Yet that's similar to the scenario outlined by the International Crisis Group on the radicalization spreading across Central Asia and churning out recruits for movements like ISIS.
The ICG reports that somewhere between 2,000 and 4,000 radicals have left Central Asia to join fighters in Iraq and Syria and, eventually, they'll return to bring the insurgency to their homelands.
The five – Kazakhstan, Kyrgyzstan, Tajikistan, Turkmenistan and Uzbekistan – crippled by corruption, poor governance and policing, have done little to address a threat as intricate as radical Islam. Instead, they are fuelling further radicalisation by curtailing civil liberties and initiating security crackdowns.
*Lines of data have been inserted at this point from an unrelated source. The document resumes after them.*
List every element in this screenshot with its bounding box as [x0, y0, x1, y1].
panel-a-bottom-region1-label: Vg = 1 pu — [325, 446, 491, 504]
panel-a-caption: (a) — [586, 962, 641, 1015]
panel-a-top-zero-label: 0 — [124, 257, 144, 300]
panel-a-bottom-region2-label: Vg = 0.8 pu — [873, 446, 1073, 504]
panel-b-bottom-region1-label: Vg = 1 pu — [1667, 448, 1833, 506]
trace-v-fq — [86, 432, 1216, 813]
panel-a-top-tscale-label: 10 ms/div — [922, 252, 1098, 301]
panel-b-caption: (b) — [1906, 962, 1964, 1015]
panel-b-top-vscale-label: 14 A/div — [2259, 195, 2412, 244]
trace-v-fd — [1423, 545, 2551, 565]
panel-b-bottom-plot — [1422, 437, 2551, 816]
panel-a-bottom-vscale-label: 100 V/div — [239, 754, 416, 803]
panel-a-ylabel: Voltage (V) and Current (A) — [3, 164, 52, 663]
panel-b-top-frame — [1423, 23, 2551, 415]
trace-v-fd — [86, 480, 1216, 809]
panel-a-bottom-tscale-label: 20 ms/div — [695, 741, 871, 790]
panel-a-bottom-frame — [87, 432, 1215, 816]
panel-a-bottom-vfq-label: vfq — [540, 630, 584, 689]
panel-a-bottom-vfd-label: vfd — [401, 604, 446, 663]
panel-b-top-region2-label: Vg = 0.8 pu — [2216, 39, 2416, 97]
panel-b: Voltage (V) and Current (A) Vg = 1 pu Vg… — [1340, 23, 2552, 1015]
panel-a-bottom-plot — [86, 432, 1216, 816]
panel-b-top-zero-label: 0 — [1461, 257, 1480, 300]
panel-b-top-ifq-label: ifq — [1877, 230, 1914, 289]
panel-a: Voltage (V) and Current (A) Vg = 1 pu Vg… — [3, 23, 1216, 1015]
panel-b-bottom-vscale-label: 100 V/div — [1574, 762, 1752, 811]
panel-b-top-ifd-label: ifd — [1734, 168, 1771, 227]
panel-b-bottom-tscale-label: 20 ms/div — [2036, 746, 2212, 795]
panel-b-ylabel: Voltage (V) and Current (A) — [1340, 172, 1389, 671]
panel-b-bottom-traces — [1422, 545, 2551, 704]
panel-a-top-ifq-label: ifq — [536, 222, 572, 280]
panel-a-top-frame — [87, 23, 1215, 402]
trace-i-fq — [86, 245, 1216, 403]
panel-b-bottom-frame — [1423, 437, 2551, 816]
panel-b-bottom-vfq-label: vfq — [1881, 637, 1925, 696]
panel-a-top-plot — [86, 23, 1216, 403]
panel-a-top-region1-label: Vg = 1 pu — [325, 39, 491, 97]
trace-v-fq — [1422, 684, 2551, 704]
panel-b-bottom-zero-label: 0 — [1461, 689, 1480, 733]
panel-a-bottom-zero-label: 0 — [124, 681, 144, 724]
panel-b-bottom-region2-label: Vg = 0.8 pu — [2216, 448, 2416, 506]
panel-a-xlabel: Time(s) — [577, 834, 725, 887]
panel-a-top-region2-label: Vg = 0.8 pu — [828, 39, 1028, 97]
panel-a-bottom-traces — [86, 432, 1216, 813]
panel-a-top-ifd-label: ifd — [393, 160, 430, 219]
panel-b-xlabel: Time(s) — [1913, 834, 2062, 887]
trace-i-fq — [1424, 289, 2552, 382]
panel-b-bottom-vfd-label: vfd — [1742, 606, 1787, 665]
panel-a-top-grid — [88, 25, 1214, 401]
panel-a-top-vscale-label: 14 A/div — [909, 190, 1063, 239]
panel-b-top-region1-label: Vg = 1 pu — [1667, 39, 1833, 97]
“It is easier for IS to gain recruits in Central Asia than in nearby Afghanistan and Pakistan”, says Deirdre Tynan, Central Asia Project Director. “Its appeal in the region is rooted in an unfulfilled desire for political and social change. Rich or poor, educated or not, young or mature, male or female – there is no single profile of an Islamic State supporter”.
Unfortunately the leaders of the five "Stans" have shown little inclination to accept the social, political and economic reforms needed to curb the ongoing and growing radicalism of their populations. We in the West have done little beyond turning our heads to their excesses. These tyrants are, after all, notionally on "our side."